The fact that we are speaking of “lowering” instead of
“stopping” emissions is perhaps the greatest force behind the
continuing business as usual. The UK’s active current support of
new exploitation of fossil fuels – for example, the UK shale gas
fracking industry, the expansion of its North Sea oil and gas fields,
the expansion of airports as well as the planning permission for a
brand new coal mine – is beyond absurd.
This ongoing irresponsible behaviour will no doubt be remembered
in history as one of the greatest failures of humankind.
People always tell me and the other millions of school strikers
that we should be proud of ourselves for what we have accomplished.

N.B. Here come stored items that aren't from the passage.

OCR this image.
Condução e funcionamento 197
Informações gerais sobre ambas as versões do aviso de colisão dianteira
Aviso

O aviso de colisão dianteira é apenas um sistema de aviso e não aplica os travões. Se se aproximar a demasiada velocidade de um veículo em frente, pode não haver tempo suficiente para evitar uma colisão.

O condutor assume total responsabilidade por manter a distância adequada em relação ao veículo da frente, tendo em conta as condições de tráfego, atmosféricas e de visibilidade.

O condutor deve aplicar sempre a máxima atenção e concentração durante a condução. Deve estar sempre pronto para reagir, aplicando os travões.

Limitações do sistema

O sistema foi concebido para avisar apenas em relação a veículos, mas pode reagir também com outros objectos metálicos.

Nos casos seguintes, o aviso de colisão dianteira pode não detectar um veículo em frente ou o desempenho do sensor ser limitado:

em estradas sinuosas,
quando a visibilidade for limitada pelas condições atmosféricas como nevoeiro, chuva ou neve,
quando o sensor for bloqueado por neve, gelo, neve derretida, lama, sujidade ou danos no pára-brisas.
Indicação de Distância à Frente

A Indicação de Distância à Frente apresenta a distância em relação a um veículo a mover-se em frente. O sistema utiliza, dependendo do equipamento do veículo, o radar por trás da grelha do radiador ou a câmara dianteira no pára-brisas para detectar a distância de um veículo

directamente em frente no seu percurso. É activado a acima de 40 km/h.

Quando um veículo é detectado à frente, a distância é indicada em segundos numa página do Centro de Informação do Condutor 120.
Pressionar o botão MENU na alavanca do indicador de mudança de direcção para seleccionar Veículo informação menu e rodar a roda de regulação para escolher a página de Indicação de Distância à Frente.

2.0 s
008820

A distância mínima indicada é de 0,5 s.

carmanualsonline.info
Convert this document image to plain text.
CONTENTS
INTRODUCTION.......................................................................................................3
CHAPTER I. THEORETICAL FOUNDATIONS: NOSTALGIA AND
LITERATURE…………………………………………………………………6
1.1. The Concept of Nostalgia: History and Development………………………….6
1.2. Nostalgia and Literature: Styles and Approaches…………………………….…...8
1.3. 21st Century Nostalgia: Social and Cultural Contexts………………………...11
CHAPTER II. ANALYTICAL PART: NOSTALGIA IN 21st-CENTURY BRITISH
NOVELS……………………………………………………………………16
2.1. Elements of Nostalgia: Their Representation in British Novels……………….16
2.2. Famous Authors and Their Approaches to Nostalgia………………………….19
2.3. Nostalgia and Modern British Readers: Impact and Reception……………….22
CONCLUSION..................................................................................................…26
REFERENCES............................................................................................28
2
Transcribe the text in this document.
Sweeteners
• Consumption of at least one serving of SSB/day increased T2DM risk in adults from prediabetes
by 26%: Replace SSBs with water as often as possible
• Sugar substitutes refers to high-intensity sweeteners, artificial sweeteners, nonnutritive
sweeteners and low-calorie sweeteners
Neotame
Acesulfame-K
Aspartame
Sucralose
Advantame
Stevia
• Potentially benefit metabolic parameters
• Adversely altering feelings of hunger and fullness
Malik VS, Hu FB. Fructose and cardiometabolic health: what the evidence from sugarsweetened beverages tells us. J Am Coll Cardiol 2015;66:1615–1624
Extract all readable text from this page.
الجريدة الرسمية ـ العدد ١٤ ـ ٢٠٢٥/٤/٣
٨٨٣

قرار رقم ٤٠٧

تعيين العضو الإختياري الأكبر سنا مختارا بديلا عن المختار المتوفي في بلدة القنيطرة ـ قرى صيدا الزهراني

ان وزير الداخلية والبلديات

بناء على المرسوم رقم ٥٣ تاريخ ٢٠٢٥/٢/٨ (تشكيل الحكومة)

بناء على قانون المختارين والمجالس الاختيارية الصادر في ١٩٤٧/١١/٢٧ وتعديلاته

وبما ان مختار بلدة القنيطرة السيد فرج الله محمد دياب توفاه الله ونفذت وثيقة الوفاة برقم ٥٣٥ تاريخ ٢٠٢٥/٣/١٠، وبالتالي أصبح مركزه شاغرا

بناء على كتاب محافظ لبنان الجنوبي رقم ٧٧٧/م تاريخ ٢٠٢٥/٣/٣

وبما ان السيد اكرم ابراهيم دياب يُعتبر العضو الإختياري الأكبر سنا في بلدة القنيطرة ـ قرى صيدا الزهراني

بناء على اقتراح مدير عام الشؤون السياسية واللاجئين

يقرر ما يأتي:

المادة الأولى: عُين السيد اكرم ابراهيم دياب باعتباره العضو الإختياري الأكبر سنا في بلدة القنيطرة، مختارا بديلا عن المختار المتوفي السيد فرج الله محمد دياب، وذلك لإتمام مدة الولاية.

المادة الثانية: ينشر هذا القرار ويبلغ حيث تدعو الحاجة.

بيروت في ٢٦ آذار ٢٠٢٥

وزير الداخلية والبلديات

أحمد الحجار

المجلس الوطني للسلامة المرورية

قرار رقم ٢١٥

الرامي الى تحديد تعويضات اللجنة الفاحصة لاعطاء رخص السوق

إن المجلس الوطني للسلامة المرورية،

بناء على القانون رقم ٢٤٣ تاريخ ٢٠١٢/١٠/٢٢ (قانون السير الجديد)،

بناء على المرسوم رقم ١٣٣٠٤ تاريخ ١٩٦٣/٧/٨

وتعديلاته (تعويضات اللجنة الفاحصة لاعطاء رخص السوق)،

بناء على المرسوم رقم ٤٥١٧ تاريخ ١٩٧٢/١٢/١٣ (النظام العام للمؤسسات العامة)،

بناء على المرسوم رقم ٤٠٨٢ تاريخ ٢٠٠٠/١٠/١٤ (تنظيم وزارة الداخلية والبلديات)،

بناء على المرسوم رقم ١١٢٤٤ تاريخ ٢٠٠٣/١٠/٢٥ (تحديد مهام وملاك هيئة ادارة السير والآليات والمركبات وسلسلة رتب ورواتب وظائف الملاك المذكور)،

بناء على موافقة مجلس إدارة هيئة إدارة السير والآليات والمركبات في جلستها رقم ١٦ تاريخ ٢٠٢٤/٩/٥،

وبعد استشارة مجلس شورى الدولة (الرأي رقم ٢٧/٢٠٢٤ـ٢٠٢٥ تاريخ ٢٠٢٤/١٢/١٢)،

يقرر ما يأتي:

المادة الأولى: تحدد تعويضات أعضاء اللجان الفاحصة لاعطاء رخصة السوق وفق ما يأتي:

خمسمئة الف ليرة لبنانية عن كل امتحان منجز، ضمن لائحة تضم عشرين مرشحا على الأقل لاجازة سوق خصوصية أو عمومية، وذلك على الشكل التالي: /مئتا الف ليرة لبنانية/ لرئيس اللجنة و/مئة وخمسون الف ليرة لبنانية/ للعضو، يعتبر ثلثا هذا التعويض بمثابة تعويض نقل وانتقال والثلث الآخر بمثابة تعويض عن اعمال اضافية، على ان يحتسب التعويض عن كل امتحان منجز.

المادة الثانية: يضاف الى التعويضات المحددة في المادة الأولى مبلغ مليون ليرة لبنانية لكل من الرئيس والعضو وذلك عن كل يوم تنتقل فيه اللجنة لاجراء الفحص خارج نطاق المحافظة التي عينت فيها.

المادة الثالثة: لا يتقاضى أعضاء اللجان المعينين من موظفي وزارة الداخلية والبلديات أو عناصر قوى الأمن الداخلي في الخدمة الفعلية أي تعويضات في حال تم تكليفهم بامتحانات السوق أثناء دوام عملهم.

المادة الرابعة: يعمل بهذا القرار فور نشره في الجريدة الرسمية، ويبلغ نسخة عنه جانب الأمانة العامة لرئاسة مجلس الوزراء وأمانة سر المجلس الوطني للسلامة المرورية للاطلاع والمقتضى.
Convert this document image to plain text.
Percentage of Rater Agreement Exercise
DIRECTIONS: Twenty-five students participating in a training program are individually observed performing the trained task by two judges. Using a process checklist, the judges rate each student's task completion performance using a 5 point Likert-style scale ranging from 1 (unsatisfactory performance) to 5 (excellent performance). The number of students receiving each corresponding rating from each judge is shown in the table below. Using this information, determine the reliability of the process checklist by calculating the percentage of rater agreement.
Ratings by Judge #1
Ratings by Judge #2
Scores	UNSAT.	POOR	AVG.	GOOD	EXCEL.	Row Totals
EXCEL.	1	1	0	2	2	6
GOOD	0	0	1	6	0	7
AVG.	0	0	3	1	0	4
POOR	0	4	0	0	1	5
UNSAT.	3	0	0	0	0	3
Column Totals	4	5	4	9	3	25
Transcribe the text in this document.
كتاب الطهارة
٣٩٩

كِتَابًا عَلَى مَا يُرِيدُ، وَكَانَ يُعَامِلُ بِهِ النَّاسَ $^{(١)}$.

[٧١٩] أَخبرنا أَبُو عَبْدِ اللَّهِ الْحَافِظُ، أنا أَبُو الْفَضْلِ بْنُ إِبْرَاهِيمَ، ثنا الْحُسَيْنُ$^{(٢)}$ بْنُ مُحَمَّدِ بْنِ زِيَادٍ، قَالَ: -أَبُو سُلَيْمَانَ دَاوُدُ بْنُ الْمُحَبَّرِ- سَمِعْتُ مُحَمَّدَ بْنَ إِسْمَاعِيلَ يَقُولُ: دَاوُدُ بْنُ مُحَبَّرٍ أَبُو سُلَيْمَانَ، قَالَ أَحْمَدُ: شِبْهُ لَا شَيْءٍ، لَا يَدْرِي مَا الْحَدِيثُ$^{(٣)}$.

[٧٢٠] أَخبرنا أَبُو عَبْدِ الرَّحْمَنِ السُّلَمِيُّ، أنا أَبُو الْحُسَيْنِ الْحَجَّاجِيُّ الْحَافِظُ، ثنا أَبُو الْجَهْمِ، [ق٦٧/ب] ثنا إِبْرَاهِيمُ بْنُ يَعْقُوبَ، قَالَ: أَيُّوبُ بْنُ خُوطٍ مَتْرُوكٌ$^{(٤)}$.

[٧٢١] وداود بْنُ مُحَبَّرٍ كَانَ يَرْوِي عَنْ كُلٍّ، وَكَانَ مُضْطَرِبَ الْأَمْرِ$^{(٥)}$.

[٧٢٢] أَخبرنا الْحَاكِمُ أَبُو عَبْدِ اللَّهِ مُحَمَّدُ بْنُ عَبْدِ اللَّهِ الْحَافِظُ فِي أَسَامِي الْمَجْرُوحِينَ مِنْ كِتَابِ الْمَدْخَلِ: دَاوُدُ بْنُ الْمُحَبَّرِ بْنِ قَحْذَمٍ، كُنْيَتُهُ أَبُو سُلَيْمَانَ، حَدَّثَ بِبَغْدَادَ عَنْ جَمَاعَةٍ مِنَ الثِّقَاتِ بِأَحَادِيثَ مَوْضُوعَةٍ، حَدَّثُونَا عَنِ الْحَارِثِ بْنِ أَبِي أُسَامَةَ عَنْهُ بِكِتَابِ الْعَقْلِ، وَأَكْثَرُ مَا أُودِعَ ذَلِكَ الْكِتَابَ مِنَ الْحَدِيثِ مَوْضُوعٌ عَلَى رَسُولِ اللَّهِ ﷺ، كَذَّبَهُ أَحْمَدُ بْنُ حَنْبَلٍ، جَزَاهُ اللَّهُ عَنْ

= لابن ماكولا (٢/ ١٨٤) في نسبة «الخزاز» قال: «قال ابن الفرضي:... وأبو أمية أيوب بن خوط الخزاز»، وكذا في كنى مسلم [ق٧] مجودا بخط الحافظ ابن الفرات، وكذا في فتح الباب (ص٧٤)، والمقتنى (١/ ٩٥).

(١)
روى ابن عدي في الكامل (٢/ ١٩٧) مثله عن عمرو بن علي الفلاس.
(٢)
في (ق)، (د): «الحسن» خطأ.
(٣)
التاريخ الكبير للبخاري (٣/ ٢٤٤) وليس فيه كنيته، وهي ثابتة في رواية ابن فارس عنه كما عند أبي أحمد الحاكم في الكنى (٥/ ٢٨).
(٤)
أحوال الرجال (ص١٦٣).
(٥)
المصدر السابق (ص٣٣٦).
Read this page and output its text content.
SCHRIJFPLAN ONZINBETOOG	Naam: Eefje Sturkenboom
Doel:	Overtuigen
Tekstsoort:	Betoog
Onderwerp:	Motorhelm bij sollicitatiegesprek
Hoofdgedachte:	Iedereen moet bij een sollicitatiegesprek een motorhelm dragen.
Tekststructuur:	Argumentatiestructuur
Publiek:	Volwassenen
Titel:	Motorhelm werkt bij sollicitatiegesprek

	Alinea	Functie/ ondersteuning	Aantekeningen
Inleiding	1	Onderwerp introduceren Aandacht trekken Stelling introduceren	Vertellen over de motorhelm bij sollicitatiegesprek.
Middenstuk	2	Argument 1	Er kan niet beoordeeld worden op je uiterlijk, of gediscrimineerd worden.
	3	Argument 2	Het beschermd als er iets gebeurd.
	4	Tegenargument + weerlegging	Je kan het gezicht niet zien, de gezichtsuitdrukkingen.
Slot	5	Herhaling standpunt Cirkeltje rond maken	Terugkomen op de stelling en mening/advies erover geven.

But the only thing that we need to look at is the emission curve. And
I’m sorry, but it’s still rising. That curve is the only thing we
should look at.
Every time we make a decision we should ask ourselves; how will
this decision affect that curve? We should no longer measure our
wealth and success in the graph that shows economic growth, but in
the curve that shows the emissions of greenhouse gases. We should no
longer only ask: “Have we got enough money to go through with
this?” but also: “Have we got enough of the carbon budget to
spare to go through with this?” That should and must become the
centre of our new currency.
Many people say that we don’t have any solutions to the climate
crisis. And they are right. Because how could we? How do you “solve”
the greatest crisis that humanity has ever faced? How do you “solve”
a war? How do you “solve” going to the moon for the first time?
How do you “solve” inventing new inventions?
The climate crisis is both the easiest and the hardest issue we
have ever faced. The easiest because we know what we must do. We must
stop the emissions of greenhouse gases. The hardest because our
current economics are still totally dependent on burning fossil
fuels, and thereby destroying ecosystems in order to create
everlasting economic growth.
“So, exactly how do we solve that?” you ask us – the
schoolchildren striking for the climate.
And we say: “No one knows for sure. But we have to stop burning
fossil fuels and restore nature and many other things that we may not
have quite figured out yet.”
Then you say: “That’s not an answer!”
So we say: “We have to start treating the crisis like a crisis –
and act even if we don’t have all the solutions.”
“That’s still not an answer,” you say.
Then we start talking about circular economy and rewilding nature
and the need for a just transition. Then you don’t understand what
we are talking about.
We say that all those solutions needed are not known to anyone and
therefore we must unite behind the science and find them together
along the way. But you do not listen to that. Because those answers
are for solving a crisis that most of you don’t even fully
understand. Or don’t want to understand.
You don’t listen to the science because you are only interested
in solutions that will enable you to carry on like before. Like now.
And those answers don’t exist any more. Because you did not act in
time.
Avoiding climate breakdown will require cathedral thinking. We
must lay the foundation while we may not know exactly how to build
the ceiling.
Sometimes we just simply have to find a way. The moment we decide
to fulfil something, we can do anything. And I’m sure that the
moment we start behaving as if we were in an emergency, we can avoid
climate and ecological catastrophe. Humans are very adaptable: we can
still fix this. But the opportunity to do so will not last for long.
We must start today. We have no more excuses.
We children are not sacrificing our education and our childhood
for you to tell us what you consider is politically possible in the
society that you have created. We have not taken to the streets for
you to take selfies with us, and tell us that you really admire what
we do.
We children are doing this to wake the adults up. We children are
doing this for you to put your differences aside and start acting as
you would in a crisis. We children are doing this because we want our
hopes and dreams back.
I hope my microphone was on. I hope you could all hear me.